A later section also stands out (emphasis added):
Their skills and agendas are different, but both McCain and Obama bring strengths to what will obviously be a struggle against the forces of parochialism and partisanship resisting change in Washington.
Obama has an exceptional mind when it comes to analyzing and then formulating policy. His methods are reflective and sometimes iconoclastic, but the results are impressive. He has outlined approaches to domestic issues that might enlist support across a broad political spectrum. Still, his skills as a negotiator are largely untested, and he has yet to demonstrate, as McCain has, the backbone to challenge the prevailing interest groups in his own party.

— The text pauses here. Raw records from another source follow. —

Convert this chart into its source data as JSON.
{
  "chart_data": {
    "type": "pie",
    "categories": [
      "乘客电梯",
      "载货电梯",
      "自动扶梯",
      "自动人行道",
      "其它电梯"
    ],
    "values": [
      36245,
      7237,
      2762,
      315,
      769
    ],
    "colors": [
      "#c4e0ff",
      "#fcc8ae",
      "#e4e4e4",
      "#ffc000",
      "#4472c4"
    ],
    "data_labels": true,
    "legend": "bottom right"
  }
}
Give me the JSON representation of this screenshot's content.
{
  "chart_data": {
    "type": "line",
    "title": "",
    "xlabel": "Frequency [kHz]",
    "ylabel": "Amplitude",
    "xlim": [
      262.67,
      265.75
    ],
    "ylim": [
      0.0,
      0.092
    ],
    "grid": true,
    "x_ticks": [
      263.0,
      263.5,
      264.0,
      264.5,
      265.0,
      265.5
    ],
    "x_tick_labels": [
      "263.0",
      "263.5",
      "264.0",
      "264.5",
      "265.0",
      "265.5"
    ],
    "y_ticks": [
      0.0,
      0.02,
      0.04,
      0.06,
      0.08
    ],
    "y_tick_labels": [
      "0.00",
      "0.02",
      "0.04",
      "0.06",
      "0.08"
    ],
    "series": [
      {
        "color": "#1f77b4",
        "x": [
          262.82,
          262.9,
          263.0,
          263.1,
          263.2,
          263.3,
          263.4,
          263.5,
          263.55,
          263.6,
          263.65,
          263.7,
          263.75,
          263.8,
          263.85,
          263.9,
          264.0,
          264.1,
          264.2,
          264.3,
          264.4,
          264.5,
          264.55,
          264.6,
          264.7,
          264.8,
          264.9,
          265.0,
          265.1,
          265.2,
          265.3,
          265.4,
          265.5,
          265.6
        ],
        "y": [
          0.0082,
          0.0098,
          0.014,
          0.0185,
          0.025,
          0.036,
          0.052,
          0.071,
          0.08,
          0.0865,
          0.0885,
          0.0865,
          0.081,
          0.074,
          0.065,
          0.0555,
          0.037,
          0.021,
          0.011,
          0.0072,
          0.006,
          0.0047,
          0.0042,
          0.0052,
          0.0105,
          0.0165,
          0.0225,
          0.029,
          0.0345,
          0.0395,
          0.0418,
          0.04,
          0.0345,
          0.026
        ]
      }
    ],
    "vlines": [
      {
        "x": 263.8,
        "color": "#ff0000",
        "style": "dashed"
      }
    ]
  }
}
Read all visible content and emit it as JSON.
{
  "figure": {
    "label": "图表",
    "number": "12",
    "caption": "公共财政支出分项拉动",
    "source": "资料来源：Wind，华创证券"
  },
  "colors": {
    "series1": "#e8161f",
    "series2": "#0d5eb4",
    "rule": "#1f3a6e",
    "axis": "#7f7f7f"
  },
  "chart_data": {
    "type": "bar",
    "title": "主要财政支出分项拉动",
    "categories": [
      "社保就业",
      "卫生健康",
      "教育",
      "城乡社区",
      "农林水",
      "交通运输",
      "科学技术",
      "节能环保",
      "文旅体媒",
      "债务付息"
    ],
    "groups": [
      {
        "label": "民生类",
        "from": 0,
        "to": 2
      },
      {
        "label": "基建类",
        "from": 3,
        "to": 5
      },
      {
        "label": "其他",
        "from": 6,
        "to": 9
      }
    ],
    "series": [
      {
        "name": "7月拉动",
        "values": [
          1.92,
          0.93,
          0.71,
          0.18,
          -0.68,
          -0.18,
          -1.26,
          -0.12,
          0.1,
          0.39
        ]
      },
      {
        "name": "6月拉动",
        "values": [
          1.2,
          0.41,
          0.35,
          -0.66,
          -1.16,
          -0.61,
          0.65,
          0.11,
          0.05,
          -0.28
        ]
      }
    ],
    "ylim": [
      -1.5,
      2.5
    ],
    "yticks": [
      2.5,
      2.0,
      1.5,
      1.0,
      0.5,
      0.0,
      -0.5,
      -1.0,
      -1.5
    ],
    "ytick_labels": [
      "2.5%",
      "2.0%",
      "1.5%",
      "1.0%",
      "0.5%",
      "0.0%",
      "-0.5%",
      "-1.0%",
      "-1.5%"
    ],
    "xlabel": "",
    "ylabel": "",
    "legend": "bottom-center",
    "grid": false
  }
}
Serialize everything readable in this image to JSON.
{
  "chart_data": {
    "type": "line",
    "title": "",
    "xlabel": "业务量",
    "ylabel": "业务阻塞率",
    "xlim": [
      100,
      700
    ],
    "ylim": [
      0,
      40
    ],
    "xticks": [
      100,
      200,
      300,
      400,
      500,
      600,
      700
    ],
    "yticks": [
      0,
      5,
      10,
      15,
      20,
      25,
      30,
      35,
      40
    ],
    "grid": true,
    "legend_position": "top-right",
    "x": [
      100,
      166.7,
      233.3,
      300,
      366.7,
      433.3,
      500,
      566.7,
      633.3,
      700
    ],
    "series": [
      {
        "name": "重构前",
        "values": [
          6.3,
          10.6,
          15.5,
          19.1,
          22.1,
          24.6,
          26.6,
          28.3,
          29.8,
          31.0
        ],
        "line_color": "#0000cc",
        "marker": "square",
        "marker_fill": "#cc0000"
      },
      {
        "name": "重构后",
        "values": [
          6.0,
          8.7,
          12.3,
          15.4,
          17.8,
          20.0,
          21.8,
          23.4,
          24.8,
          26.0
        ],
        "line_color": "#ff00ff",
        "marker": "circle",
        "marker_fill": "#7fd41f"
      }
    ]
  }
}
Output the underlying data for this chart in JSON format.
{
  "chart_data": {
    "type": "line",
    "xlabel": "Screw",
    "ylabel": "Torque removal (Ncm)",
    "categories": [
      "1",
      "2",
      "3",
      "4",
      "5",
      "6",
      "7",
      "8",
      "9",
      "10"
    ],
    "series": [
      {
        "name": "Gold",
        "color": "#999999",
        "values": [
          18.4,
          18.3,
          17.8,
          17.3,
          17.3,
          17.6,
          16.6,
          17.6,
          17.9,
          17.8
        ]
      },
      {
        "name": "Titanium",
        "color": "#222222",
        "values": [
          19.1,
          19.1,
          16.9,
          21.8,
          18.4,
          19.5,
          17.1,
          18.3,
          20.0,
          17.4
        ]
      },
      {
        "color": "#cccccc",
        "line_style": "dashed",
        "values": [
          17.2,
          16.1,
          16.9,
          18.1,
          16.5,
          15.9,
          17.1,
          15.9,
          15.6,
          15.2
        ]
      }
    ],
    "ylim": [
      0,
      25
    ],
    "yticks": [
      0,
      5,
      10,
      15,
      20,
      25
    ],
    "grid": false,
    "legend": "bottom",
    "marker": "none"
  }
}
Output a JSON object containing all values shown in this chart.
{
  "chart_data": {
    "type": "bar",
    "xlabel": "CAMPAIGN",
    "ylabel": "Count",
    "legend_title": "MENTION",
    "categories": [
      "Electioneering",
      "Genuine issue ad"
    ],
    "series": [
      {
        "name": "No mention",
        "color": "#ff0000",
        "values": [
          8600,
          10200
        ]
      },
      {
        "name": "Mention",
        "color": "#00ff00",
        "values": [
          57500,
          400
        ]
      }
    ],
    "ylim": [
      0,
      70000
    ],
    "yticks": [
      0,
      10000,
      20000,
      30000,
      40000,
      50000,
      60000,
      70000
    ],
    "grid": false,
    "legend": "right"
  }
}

Again, Broder is pushing his beloved comity. Broder grants McCain courage versus ego and pique for opposing his party. He echoes an earlier McCain ad, and much of McCain's rhetoric, that he's 'stood up' to his own party. There are three glaring problems with this. One, it once again ignores that there are qualitative differences between policies. Not all are good. Two, it's easier to stand up to policies when they're lousy, as the GOP's largely are, and less necessary when they're good. Broder values opposing one's party regardless of a given policy's merit. Three, McCain has voted the Bush line over 90% of the time, and boasted about this. He hasn't opposed his party. He's also reversed himself on almost every issue, including torture. But Broder again simply hasn't noticed.
Steve Benen comments on this Broder piece, too, noting that Broder once again pretends that the McCain campaign has somehow gone scurrilously negative against the noble Saint McCain's will. And Quiddity also delves into the idiocy of Broder's ideas about opposing one's own party as well as confronting the opposition party (and also challenges Broder's grasp of history). Quiddity apparently shares my take that the "centrist" Broder's arguments always seem to be novel reasons why you should vote for a Republican.
In any case, if another crappy, warmed-over, reality-challenged op-ed by Broder leaves a bad taste in your mouth, too, here's a series of palate cleansers from folks who somehow gleaned the truth that Broder dare not grasp. Here's Tom Toles, pointing out the obvious in style:
Here's Jon Stewart on The Daily Show:
And here's that guy who didn't deliver "great campaign oratory" in Denver:
That covers both the change the delusional Broder believes in, and the real differences he stubbornly refuses to acknowledge.
Update: Obama gives Toles a shout-out. Although the Obama campaign has long hit how McCain doesn't represent change, I guess he saw the cartoon!